New Storage Software Company Leil Storage Developing SaunaFS, Distributed File System Inspired by Google
New open source software targeting secondary storage
By Philippe Nicolas | April 8, 2024 at 2:02 pmFor their own usage, hyperscalers developed their own file system because they didn’t find commercial or other solutions on the market that can address their needs both in terms of scalability, throughput and resiliency with a very low cost.
After developing and using for several years multiple giant Google File System (GFS) clusters, Google created its successor, Colossus File System, with essentially distributed metadata servers storing metadata in BigTable with small chunk size of 1MB instead of 64 and able to scale 100x over the largest GFS clusters. You probably read the original GFS paper published in 2003 and also the page dedicated to Colossus.
Facebook unveiled their Tectonic File System beyond f4 and Haystack.
HDFS aka Hadoop Distributed File System also has been inspired by Google File System according to Doug Cutting, at Yahoo! at that time, and moved from the Apache Nutch project to the Hadoop one in 2006.
We also can list at least 10 products or projects coming all around the planet that have roots coming from these projects and especially by the Google File System.
We select a few various ones below:
- We have to speak about Ceph, a project started by Sage Weil in 2005 that became a reference in the domain for on-premises deployment, later OpenStack and also in the cloud. The file system was released a very long time after the initial product and it has now existed for a few years. Red Hat acquired by IBM in 2019 is a key active contributor to Ceph.
- GlusterFS was also launched in 2005 by Anand Babu Periasamy, more recently CEO and founder of MinIO, and Anand Avati, with the idea to democratize scalable storage with an open source approach. The product got a significant adoption and finally the company behind got acquired by Red Hat in 2011.
- The same year Fraunhofer Center for HPC in Germany started FhGFS and in 2014 the university spun-off ThinkParQ as a separate entity to continue the effort on the product that is renamed BeeGFS.
- In 2007, the Zuse Institute Berlin with funds from the European Commission started XtreemFS and it seems that the project is inactive for a few years now according to Github. In 2013, 2 key former developers Bjorn Kolbeck and Felix Hupfeld launched a commercial file system company named Quobyte.

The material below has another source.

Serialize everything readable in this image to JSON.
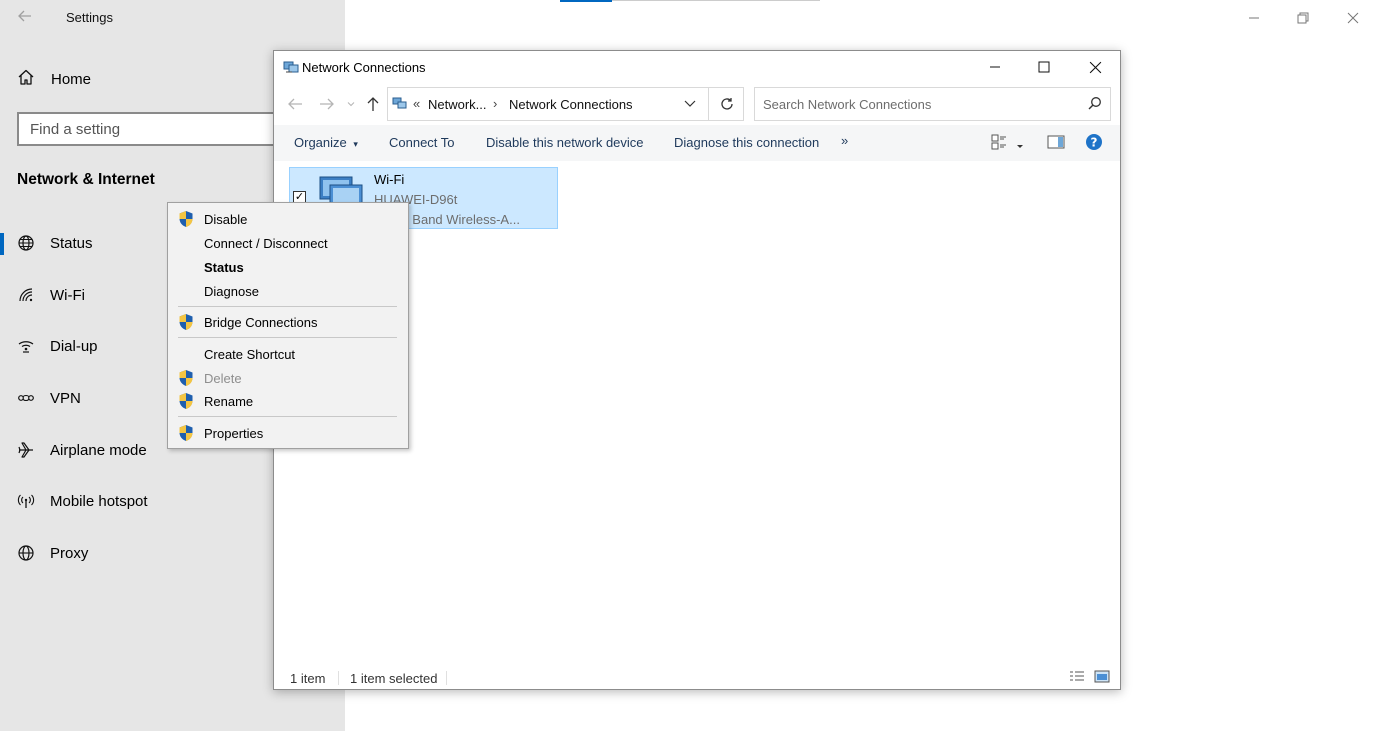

- SeaweedFS is another project inspired by Facebook Haystack and appears to have been launched around 2011.
- We have to mention Lustre, initially designed at CMU in 1999 with a first release in 2003. The product is well recognized and adopted in HPC.
- RozoFS, developed by Rozo Systems in 2010 now an asset owned by Hammerspace, also designed an asymmetric distributed file system with a single metadata server, protected by DRBD, and a bunch of data servers. Each client fragments data and sends them to distinct servers thanks to the Mojette Transform, a specific erasure coding technique developed at the university of Nantes, France. In addition, Ganesha and Samba can be layered on each client to offer a scalable NAS solution. It is the case with many of the products covered in this article.

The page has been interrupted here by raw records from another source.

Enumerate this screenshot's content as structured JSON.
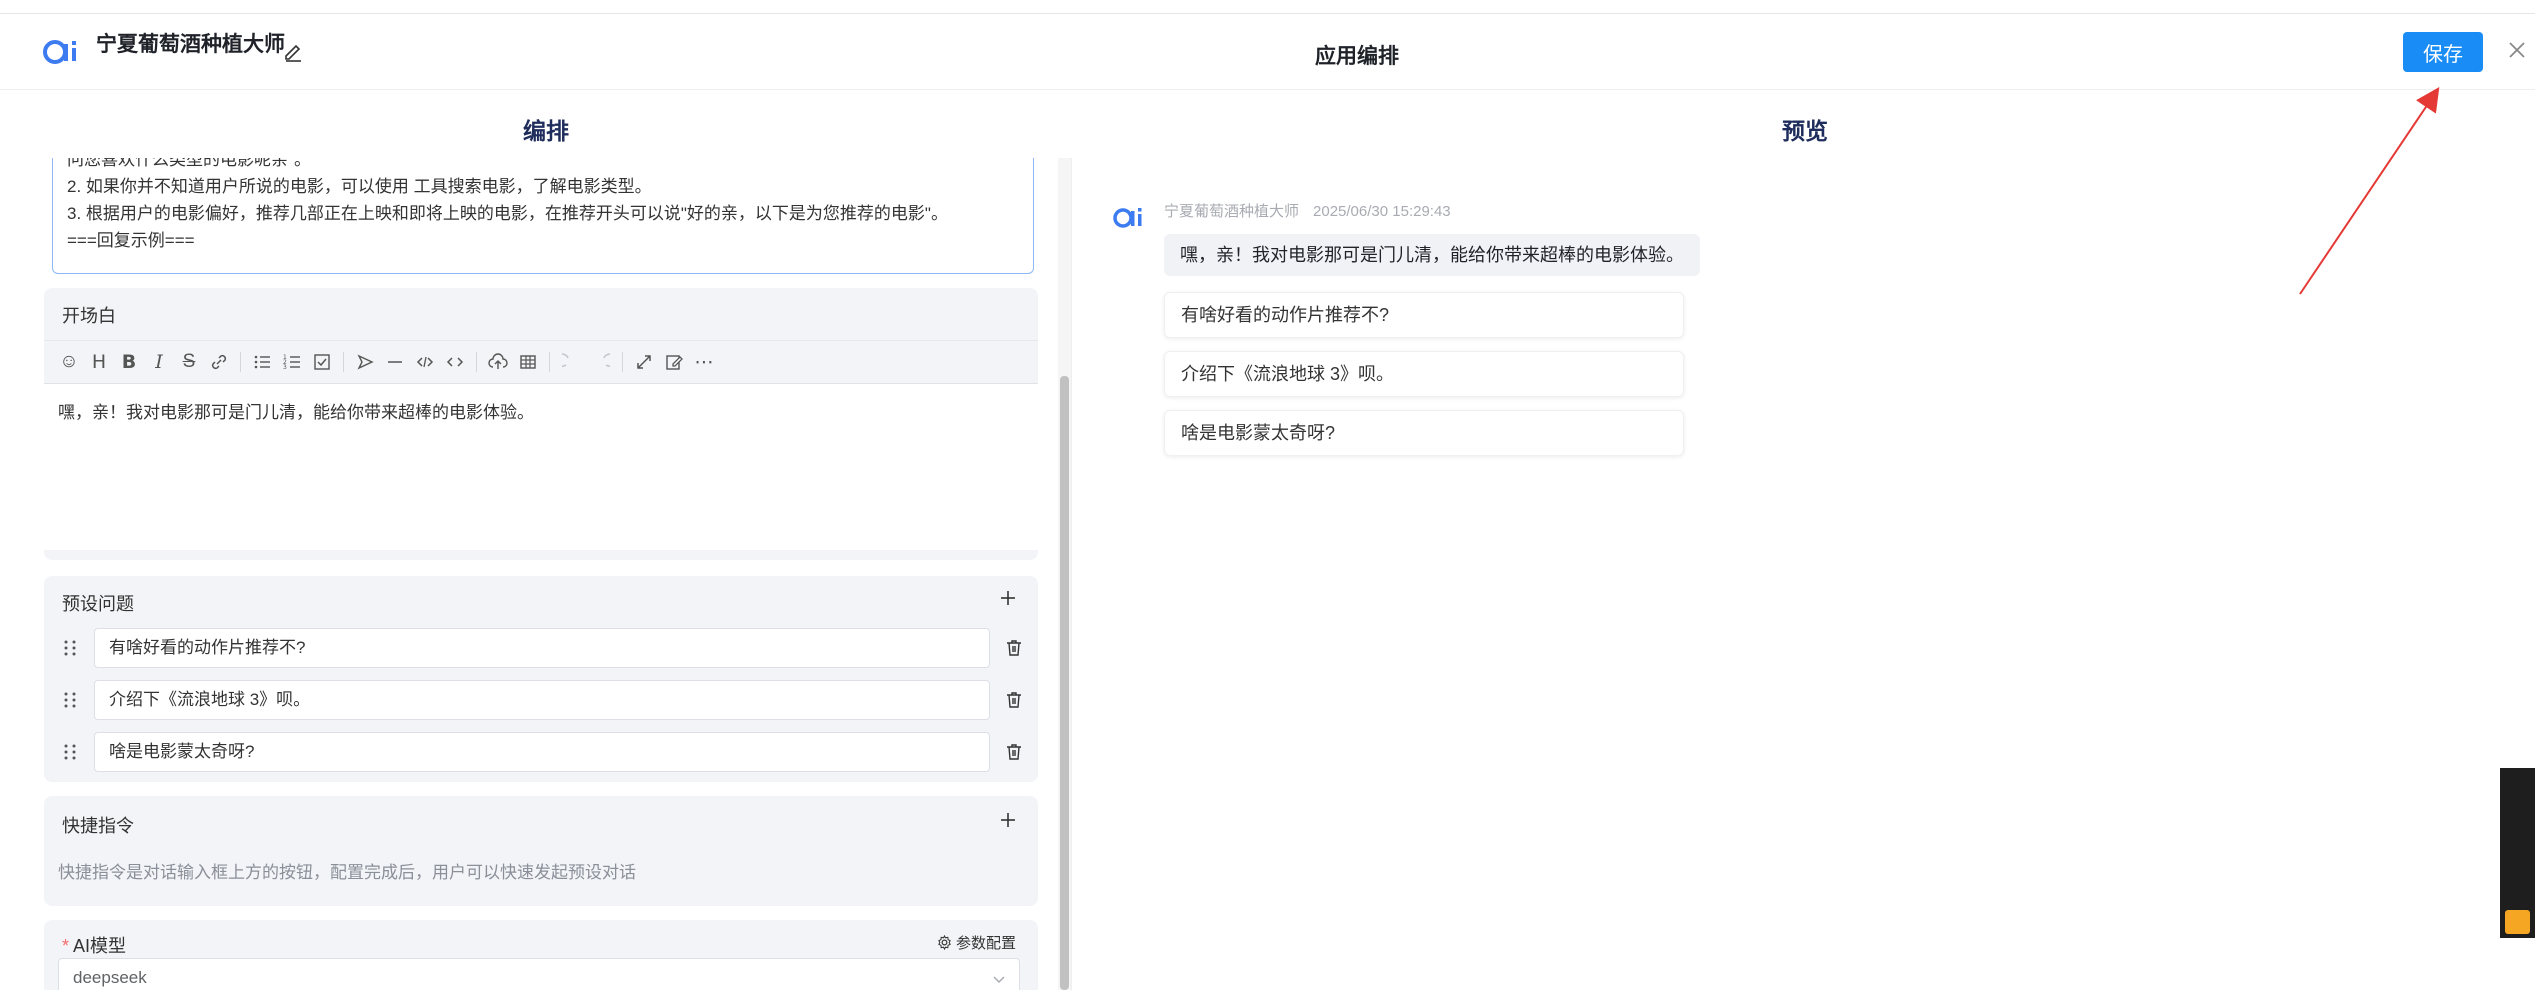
{
  "header": {
    "app_name": "宁夏葡萄酒种植大师",
    "title": "应用编排",
    "save_label": "保存"
  },
  "columns": {
    "edit_title": "编排",
    "preview_title": "预览"
  },
  "prompt": {
    "line1": "问您喜欢什么类型的电影呢亲\"。",
    "line2": "2. 如果你并不知道用户所说的电影，可以使用 工具搜索电影，了解电影类型。",
    "line3": "3. 根据用户的电影偏好，推荐几部正在上映和即将上映的电影，在推荐开头可以说\"好的亲，以下是为您推荐的电影\"。",
    "line4": "===回复示例==="
  },
  "opening": {
    "label": "开场白",
    "content": "嘿，亲！我对电影那可是门儿清，能给你带来超棒的电影体验。"
  },
  "preset": {
    "label": "预设问题",
    "questions": [
      "有啥好看的动作片推荐不?",
      "介绍下《流浪地球 3》呗。",
      "啥是电影蒙太奇呀?"
    ]
  },
  "quick": {
    "label": "快捷指令",
    "desc": "快捷指令是对话输入框上方的按钮，配置完成后，用户可以快速发起预设对话"
  },
  "model": {
    "required_mark": "*",
    "label": "AI模型",
    "param_label": "参数配置",
    "value": "deepseek"
  },
  "preview": {
    "sender": "宁夏葡萄酒种植大师",
    "time": "2025/06/30 15:29:43",
    "greeting": "嘿，亲！我对电影那可是门儿清，能给你带来超棒的电影体验。",
    "questions": [
      "有啥好看的动作片推荐不?",
      "介绍下《流浪地球 3》呗。",
      "啥是电影蒙太奇呀?"
    ]
  },
  "colors": {
    "primary": "#1a8cf5",
    "annotation": "#e53935"
  }
}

- Two other projects, MooseFS and then LizardFS, were launched in Poland more than 10 years ago. First MooseFS, with an initial release in 2008, took models from Ceph, Lustre and Google File System. LizardFS was forked and seems to be stopped now, MooseFS continues and the team will update it in a few months.
- JuiceFS was launched in 2017 by Juicedata and exists today in 2 editions, a community and enterprise one.

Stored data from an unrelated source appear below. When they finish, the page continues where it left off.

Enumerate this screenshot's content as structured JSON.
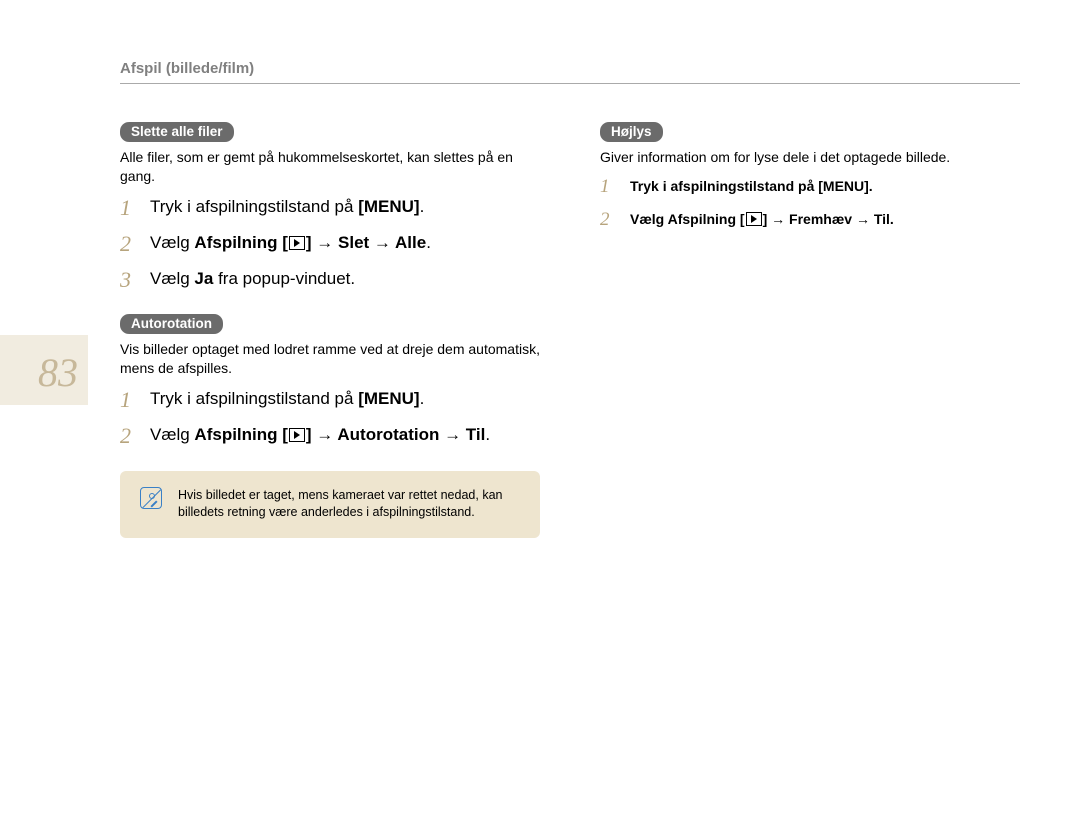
{
  "breadcrumb": "Afspil (billede/film)",
  "page_number": "83",
  "left": {
    "section1": {
      "title": "Slette alle filer",
      "desc": "Alle filer, som er gemt på hukommelseskortet, kan slettes på en gang.",
      "steps": [
        {
          "pre": "Tryk i afspilningstilstand på ",
          "bold": "[MENU]",
          "post": "."
        },
        {
          "pre": "Vælg ",
          "bold1": "Afspilning [",
          "icon": true,
          "bold2": "] → Slet → Alle",
          "post": ".",
          "allbold": true
        },
        {
          "pre": "Vælg ",
          "bold": "Ja",
          "post": " fra popup-vinduet."
        }
      ]
    },
    "section2": {
      "title": "Autorotation",
      "desc": "Vis billeder optaget med lodret ramme ved at dreje dem automatisk, mens de afspilles.",
      "steps": [
        {
          "pre": "Tryk i afspilningstilstand på ",
          "bold": "[MENU]",
          "post": "."
        },
        {
          "pre": "Vælg ",
          "bold1": "Afspilning [",
          "icon": true,
          "bold2": "] → Autorotation → Til",
          "post": ".",
          "allbold": true
        }
      ]
    },
    "note": "Hvis billedet er taget, mens kameraet var rettet nedad, kan billedets retning være anderledes i afspilningstilstand."
  },
  "right": {
    "section1": {
      "title": "Højlys",
      "desc": "Giver information om for lyse dele i det optagede billede.",
      "steps": [
        {
          "text": "Tryk i afspilningstilstand på [MENU]."
        },
        {
          "pre": "Vælg Afspilning [",
          "icon": true,
          "post": "] → Fremhæv → Til."
        }
      ]
    }
  }
}
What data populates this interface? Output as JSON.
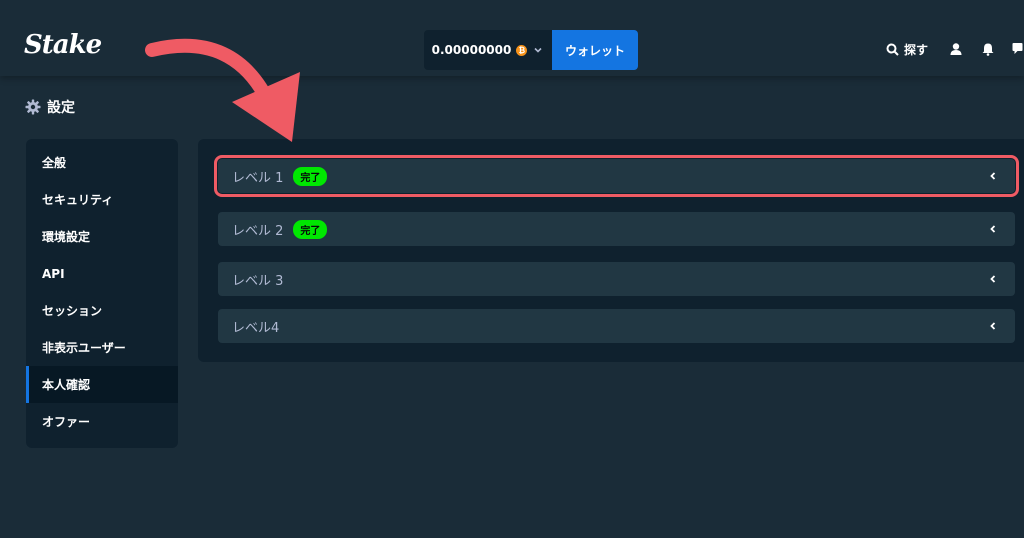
{
  "header": {
    "logo": "Stake",
    "balance": "0.00000000",
    "currency_icon": "bitcoin-icon",
    "wallet_label": "ウォレット",
    "search_label": "探す",
    "icons": [
      "search-icon",
      "user-icon",
      "bell-icon",
      "chat-icon"
    ]
  },
  "page": {
    "title": "設定",
    "title_icon": "gear-icon"
  },
  "sidebar": {
    "items": [
      {
        "label": "全般"
      },
      {
        "label": "セキュリティ"
      },
      {
        "label": "環境設定"
      },
      {
        "label": "API"
      },
      {
        "label": "セッション"
      },
      {
        "label": "非表示ユーザー"
      },
      {
        "label": "本人確認",
        "active": true
      },
      {
        "label": "オファー"
      }
    ]
  },
  "levels": [
    {
      "label": "レベル 1",
      "badge": "完了",
      "highlighted": true
    },
    {
      "label": "レベル 2",
      "badge": "完了"
    },
    {
      "label": "レベル 3"
    },
    {
      "label": "レベル4"
    }
  ],
  "colors": {
    "background": "#1a2c38",
    "panel": "#0f212e",
    "accent_blue": "#1475e1",
    "badge_green": "#00e701",
    "highlight_red": "#ef5b64"
  }
}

- And it’s worth mentioning pNFS with the asymmetric model with metadata and data servers as well and of course the parallelism between clients and the data storage layer (data servers).
The last interesting project is SaunaFS started by the Estonian company Leil Storage. They use the model to address secondary storage challenges with a Reed Solomon erasure coding and MAID oriented solution.
Like the previous listed examples, inspired by Google, SaunaFS uses metadata servers (Master, Shadows, Metaloggers), aata servers (Chunkservers), and clients (supporting Linux, Windows and MacOS and NFS).
The architecture uses a chunk-based oriented design with files fragments stored into 64MB chunks written by 64KB blocks coupled with 4B for CRC.
Beyond their own POSIX client, SaunaFS leverages Ganesha for NFSv4, Samba for SMB and MinIO for S3 when needed.
What is common here across many of these file storage product and demonstrated and confirmed at scale is that the only model that can sustain such high workloads is a asymmetric architecture with some sort of parallelism between computing consumer layers and the data production servers. Hyperscalers illustrate that trend perfectly and triggered plenty of other open source projects.
SaunaFS CEO: Alexander Ragel